Diese Fragen begleiten mich schon seit einiger Zeit. Ich frage mich: Woher weiß ich, dass meine Energie, meine Aufmerksamkeit, meine Kraft wirklich geschätzt werden – und wann spüre ich, dass ich mich erschöpfe oder ausgenutzt fühle?
In letzter Zeit habe ich öfter den Eindruck, mehr zu geben, als ich zurückbekomme. Freunde bitten mich um etwas – und ich merke in dem Moment, dass mir die Kraft fehlt. Früher hätte ich dieselbe Bitte mit Freude erfüllt. Damals habe ich oft sogar ungefragt Hilfe angeboten, aus einem tiefen inneren Wunsch heraus, „zum Einsatz“ zu kommen.
Doch etwas hat sich verändert. Schon während ich helfe, spüre ich, wie sehr es mich anstrengt. Es fällt mir nicht mehr leicht. Und obwohl mir Dankbarkeit entgegengebracht wird, bleibt oft ein kleines Loch zurück – eine Leere, die das Dankeschön nicht zu füllen vermag. Ein unausgeglichenes Gefühl bleibt.
Wie kann ich mehr in meiner Balance bleiben? Wie gebe ich, ohne im Gegenzug etwas zu erwarten? Ist es wahre Größe, im Geben selbst schon Erfüllung zu finden?
Ich sehne mich danach, wieder mit Freude und Klarheit zu geben – ohne das Gefühl, dass meine Kraft dabei versiegt. Ein Teil von mir ist wütend auf die Menschen, die meine Hilfe angenommen haben. Als hätten sie nichts zurückgegeben. Vielleicht haben sie es doch – und ich habe es einfach nicht erkannt?
Ich wünsche mir Klarheit. Ich möchte unterscheiden lernen: Wann gebe ich aus vollem Herzen – und wann hoffe ich insgeheim, etwas zurückzubekommen? Wann ist mein Geben ein Geschenk – und wann ein stilles Tauschgeschäft?
Stell dir einen See vor – einen rosa See. „Ein See ist doch nicht rosa, der ist blau!“, denkst du vielleicht. Und doch: Dieser See ist rosa.

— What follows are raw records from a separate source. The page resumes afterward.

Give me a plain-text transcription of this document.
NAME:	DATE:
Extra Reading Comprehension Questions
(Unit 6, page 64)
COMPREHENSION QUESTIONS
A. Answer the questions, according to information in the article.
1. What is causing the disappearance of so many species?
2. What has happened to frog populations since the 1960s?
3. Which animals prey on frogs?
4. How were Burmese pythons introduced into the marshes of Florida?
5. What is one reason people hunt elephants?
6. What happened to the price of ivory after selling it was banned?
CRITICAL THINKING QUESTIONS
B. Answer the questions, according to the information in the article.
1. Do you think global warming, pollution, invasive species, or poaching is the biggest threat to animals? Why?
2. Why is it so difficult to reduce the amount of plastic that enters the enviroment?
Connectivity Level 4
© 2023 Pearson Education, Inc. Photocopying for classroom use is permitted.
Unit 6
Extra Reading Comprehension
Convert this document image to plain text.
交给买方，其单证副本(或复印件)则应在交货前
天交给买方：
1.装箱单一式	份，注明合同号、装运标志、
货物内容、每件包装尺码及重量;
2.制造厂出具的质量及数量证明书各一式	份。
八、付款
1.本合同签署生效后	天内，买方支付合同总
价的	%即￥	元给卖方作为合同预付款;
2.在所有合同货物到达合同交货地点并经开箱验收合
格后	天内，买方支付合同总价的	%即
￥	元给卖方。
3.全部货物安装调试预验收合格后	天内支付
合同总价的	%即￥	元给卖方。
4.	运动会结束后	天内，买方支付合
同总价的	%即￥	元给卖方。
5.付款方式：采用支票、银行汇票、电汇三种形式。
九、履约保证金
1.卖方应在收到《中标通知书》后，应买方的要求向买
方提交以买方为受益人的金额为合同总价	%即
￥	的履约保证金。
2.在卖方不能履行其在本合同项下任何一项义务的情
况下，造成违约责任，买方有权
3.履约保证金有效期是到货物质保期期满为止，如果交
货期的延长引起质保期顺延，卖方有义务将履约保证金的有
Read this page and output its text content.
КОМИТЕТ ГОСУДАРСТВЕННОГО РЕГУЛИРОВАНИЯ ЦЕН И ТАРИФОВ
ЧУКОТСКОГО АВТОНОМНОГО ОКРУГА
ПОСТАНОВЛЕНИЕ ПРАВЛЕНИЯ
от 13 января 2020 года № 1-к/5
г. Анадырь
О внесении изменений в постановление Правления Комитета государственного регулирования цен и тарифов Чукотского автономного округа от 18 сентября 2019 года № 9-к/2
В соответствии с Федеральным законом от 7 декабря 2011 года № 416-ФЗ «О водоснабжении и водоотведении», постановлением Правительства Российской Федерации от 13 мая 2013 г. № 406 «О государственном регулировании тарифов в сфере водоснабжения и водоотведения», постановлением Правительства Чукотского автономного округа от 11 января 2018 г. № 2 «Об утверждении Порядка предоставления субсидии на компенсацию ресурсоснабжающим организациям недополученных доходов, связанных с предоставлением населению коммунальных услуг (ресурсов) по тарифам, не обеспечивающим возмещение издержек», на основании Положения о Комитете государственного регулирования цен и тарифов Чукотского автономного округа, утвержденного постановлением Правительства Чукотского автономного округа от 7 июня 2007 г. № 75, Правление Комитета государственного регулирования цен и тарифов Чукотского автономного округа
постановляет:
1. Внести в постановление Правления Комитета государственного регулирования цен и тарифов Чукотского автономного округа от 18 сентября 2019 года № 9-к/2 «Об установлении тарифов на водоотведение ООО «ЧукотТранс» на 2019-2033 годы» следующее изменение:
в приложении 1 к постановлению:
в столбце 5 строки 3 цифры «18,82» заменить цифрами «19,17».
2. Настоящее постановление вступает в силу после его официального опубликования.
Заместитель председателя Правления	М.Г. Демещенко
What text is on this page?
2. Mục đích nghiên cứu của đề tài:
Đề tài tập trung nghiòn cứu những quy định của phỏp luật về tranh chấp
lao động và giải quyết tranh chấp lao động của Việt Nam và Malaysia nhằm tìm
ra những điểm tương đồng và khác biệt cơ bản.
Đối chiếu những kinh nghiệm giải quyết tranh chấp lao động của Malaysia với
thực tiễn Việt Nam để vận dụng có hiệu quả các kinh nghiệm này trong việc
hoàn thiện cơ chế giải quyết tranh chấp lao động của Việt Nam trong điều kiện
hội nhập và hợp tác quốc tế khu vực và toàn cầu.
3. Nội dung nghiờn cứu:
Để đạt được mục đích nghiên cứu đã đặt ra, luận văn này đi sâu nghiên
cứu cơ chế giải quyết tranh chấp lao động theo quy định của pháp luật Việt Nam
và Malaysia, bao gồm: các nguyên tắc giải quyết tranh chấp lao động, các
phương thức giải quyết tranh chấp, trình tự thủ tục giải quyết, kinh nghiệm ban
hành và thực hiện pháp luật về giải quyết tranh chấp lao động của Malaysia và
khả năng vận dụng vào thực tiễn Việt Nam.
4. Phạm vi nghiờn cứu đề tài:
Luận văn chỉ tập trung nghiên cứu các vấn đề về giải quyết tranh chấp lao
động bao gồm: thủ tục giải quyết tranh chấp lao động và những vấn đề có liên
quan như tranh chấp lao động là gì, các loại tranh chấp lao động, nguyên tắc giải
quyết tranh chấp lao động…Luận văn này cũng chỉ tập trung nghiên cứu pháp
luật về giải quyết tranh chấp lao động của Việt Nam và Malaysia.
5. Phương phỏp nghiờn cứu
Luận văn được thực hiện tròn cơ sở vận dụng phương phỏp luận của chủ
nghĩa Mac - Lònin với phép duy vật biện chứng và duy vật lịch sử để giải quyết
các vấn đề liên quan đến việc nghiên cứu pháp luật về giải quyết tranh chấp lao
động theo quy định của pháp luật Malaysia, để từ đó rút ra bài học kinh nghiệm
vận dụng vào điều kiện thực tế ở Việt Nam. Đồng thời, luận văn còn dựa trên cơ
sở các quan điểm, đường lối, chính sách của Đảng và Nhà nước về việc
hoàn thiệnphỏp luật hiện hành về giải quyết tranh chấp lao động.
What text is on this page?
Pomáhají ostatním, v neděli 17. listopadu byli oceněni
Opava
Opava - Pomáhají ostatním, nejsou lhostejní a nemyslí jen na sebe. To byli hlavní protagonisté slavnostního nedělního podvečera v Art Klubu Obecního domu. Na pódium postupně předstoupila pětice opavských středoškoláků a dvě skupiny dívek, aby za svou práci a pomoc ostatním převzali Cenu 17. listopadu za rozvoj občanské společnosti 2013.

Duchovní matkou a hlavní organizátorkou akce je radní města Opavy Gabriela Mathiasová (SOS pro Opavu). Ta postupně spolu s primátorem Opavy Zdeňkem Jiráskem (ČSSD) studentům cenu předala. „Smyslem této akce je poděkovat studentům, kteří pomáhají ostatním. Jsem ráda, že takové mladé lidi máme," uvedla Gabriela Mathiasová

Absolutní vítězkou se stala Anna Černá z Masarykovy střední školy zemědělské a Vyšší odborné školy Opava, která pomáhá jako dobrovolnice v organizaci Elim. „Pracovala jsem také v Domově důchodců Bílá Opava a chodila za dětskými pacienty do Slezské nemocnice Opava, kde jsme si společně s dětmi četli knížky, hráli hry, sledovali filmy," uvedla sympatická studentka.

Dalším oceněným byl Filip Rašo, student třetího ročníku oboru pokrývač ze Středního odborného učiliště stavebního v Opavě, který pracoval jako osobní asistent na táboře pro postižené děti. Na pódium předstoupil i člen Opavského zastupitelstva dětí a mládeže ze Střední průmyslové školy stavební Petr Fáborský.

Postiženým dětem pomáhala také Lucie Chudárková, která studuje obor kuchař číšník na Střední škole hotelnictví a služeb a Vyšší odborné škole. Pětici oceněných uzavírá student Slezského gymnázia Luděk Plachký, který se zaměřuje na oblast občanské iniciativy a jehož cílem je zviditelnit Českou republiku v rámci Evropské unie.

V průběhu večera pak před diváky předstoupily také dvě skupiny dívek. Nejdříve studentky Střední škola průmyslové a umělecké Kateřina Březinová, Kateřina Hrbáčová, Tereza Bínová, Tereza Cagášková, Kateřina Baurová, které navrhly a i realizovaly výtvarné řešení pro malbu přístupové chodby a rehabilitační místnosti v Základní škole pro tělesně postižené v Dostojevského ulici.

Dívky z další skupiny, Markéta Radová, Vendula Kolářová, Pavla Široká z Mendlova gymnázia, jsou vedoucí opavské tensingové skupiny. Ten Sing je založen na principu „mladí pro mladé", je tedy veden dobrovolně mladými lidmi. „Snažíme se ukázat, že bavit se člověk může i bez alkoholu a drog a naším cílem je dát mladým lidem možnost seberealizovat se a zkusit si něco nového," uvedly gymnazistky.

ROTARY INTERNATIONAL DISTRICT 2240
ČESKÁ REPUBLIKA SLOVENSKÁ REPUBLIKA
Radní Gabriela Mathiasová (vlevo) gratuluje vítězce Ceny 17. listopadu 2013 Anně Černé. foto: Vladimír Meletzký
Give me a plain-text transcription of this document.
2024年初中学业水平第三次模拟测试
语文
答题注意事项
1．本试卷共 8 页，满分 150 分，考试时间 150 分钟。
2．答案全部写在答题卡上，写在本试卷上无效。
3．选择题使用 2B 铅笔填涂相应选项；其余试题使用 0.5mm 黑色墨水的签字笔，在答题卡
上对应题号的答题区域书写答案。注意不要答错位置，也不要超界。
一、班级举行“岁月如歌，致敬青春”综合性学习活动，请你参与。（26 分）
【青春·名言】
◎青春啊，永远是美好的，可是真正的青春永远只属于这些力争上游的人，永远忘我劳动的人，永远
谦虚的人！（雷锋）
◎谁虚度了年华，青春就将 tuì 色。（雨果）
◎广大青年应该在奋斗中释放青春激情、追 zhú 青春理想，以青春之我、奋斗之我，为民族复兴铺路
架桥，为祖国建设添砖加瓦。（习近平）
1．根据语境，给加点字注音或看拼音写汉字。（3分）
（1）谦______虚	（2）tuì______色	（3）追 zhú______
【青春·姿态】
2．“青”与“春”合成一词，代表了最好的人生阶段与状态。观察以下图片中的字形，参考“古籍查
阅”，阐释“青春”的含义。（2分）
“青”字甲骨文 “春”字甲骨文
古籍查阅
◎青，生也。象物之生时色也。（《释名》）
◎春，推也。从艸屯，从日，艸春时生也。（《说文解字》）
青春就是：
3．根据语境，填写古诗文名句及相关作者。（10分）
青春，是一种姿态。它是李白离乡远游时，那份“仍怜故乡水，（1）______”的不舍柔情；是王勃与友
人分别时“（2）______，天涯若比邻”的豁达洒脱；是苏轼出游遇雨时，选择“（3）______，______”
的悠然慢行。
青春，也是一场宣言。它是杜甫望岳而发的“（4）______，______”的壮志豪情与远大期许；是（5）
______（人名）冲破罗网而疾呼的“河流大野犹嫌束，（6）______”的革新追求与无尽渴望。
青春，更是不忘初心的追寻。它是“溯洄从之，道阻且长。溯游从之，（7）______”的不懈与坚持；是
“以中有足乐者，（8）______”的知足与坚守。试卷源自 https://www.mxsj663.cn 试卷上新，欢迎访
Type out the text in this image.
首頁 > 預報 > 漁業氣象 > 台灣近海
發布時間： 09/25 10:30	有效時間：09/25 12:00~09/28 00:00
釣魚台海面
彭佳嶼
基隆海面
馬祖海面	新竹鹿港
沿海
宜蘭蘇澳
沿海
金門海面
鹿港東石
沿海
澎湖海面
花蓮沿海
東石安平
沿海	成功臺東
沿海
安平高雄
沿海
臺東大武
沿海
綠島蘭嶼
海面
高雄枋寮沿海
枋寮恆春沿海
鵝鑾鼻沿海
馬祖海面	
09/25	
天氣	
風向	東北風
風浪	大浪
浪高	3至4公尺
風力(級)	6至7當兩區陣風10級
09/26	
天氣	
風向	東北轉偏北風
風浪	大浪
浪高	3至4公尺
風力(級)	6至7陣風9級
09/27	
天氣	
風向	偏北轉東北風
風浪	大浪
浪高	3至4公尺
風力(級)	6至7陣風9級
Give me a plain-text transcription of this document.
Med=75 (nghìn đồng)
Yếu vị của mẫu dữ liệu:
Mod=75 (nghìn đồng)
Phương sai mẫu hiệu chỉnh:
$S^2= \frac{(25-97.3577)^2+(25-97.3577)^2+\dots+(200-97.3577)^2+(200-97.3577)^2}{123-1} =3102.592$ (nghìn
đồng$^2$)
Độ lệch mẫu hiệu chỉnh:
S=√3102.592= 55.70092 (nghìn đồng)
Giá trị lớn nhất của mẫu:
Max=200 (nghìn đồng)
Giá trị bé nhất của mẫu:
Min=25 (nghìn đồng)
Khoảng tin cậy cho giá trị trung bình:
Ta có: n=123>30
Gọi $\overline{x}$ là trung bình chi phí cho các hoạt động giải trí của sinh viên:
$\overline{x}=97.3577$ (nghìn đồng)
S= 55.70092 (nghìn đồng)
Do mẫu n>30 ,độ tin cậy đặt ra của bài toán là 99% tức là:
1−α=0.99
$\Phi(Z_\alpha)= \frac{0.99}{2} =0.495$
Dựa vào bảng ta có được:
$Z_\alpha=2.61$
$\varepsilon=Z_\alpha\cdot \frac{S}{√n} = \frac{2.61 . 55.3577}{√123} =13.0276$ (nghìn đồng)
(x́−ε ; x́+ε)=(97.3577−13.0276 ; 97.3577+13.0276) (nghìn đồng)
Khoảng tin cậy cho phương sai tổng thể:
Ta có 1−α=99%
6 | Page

Das ist seine Realität.
Wenn du dich darauf einlässt, deine Vorstellung vom blauen See loszulassen – was passiert in dir? Zunächst wirst du immer wieder das Wasser in Blau sehen. Deine alten Bilder überlagern die neue Wirklichkeit.
Es braucht Zeit, Geduld – und Vertrauen –, bis du wirklich sehen kannst, was ist.
So ähnlich fühlt es sich an, wenn sich ein Teil unserer Persönlichkeit verändert. Wenn etwas, das uns lange ausgemacht hat – wie unsere Hilfsbereitschaft plötzlich in einem neuen Licht erscheint.
Für mich war Helfen lange etwas Gutes. Etwas Ehrenwertes. Etwas, das mich zu einem „guten Menschen“ machte. Es fiel mir leicht – oder ich glaubte, es müsste mir leicht fallen.
Heute erkenne ich: Dahinter steckte nicht nur reine Selbstlosigkeit. Manchmal war es auch ein Versuch, Leere zu füllen. Ein Wunsch, gebraucht zu werden. Oder der stille Versuch, Verbindung zu schaffen – durch das, was ich gebe. Die Hoffnung, dass jemand bleibt, weil ich nützlich war.
Tauche ein in das rosa Wasser. Fühle, wie sich Wahrheit anfühlt, wenn sie nicht mehr dem alten Selbstbild entspricht.
Je mehr ich mich auf diese neue Realität einlasse, desto eher kann ich die alten Muster loslassen. Vor allem jene, die tief in mir verankert waren – die Teil meines bisherigen Ichs waren.
In meiner neuen Wirklichkeit – so hoffe ich – werde ich Menschen begegnen, die einfach da sind. Nicht, weil ich ihnen etwas gebe. Sondern weil sie bleiben wollen.
Dafür braucht es Mut. Die Bereitschaft, das „Blau“ loszulassen – und mich zu öffnen. Für ein neues Bild von mir selbst. Für ein vielleicht wahreres Leben.